Белка, красивый пушистый зверек, столь оживляющий своим непоседливым бойким нравом пустынное безмолвие северных угрюмых лесов, то и дело упоминается в старинных русских сказках. Перепрыгивает она с ветки на ветку, поет-распевает, по словам сказочников, веселые беличьи песенки, а сама — знай грызет орехи: не простые орехи, скорлупа у них из чистого золота, а зерна-ядрышки — жемчужные. Если случайно забежит из лесу в деревню белка, быть для всей деревни худу — гласит седое народное слово. Оно же, это умудренное многовековым опытом слово, сохранило до наших дней поверье о том, что, если волки воют по залесью да белки скачут по опушкам, — надо ждать либо морового поветрия, либо войны. «Вертлява, а не бес!» — загадывается про белку.
Из других представителей звериного царства упоминается в сказаниях русского народа об олене. Воображению славянина-северянина, жившего обок с нерусью-оленеводами, каждое грозовое облако представлялось оленем, везущим по небесному морю-океану колесницу Перуна-громовника. С Ильина дня, по наблюдениям деревенских погодоведов, холодеет в реках и озерах вода. Народ перестает с этой поры купаться, говоря, что грех и ни к чему доброму не поведет купанье после того, как «олень омочит свой хвост». С этим поверьем имеют немало общего германские предания о «солнечных оленях». Среди русских свадебных песен попадаются и такие, в которых речь идет об олене с золотыми рогами. «Не разливайся, мой тихий Дунай!» — поется в одной из них, записанной в Московской губернии: «Не заливай зеленые луга; в тех ли лугах ходит оленюшка, ходит олень — золотые рога. Мимо ехал свет Иван-господин: — Я тебя, оленюшка, застрелю, золотые роженьки изломлю! — Не убивай меня, свет Иван-господин! В некое время я тебе пригожусь: будешь жениться — на свадьбу приду, золотым рогом весь двор освещу!» («… в терем взойду, всех гостей взвеселю!» — добавляется к этому в тождественном во всем остальном саратовском разнопеве).

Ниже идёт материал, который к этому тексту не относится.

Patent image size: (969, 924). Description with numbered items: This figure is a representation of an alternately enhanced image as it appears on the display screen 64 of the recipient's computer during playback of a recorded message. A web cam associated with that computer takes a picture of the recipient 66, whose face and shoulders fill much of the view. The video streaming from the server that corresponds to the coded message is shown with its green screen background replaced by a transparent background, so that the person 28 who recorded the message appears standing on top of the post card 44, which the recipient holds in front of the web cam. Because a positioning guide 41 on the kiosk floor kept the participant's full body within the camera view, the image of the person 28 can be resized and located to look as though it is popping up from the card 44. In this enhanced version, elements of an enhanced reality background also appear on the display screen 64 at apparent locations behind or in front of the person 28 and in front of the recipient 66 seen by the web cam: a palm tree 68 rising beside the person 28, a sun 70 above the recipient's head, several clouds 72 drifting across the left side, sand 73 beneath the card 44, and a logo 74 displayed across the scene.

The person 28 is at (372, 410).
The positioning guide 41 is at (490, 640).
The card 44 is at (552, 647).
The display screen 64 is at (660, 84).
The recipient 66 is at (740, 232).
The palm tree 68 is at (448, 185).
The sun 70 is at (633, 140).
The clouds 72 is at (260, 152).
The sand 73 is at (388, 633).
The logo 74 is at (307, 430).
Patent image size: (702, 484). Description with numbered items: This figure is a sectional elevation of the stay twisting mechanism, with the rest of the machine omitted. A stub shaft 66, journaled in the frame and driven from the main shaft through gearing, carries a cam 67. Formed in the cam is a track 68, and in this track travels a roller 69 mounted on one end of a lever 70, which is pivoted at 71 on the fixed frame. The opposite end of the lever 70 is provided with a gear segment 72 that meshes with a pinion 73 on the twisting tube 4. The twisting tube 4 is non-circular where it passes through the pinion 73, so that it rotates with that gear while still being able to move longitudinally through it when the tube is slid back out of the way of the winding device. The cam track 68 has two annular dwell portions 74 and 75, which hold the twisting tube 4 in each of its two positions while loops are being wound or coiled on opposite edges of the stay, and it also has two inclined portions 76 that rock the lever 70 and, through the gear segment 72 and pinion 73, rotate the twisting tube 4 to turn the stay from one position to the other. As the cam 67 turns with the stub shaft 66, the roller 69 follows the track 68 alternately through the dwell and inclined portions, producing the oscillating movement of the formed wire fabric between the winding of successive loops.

Старинные сказки, родственные по содержанию у всех народов, ведут, между прочим, речь и про баснословную «птицу-льва» («гриф-птица»), представляющуюся воображению сказочников наполовину птицей (голова и крылья орлиные), наполовину зверем (туловище и ноги льва). Перья у этого птице-зверя заострены, как стрелы; когти и клюв у него — железные. Величиною он — с гору. Сказочные добры молодцы, отправляясь в тридесятое царство, в тридесятое государство за невестами, приходят к синему морю — нет переправы через необозримую водную пустыню… Велят они рыбакам зашить себя в лошадиную шкуру и положить на берегу. Прилетает ночью гриф, схватывает шкуру и переносит в ней добра молодца за море, разрывает тогда он булатным мечом свою оболочку и выходит на белый свет, пугая неожиданностью чудовищного перевозчика, только что собиравшегося было позавтракать принесенной добычею. Птицы летают так быстро, как ветер, — а есть и быстрее его, — говорит народ. Болести лихие-повальные напускаются по ветру, оттого и слывут «поветриями». И самая смерть представлялась иногда суеверному воображению имеющею птичий лик. Чуме придал народ вид утки со змеиными головою и хвостом; холера в некоторых захолустных уголках олицетворяется огромною черной птицею, пролетающей над деревнями-селами по ночам и задевающею железными крыльями воду. «Птицей-Юстрицею» величает смерть старинная загадка о ней.
«На море на окияне,
На острове Буяне
Сидит птица-Юстрица.
Она хвалится-выхваляется,
Что все видала,
Всего много едала:
И царя в Москве,
Короля в Литве,
Старца в келье,
Дитя в колыбели…»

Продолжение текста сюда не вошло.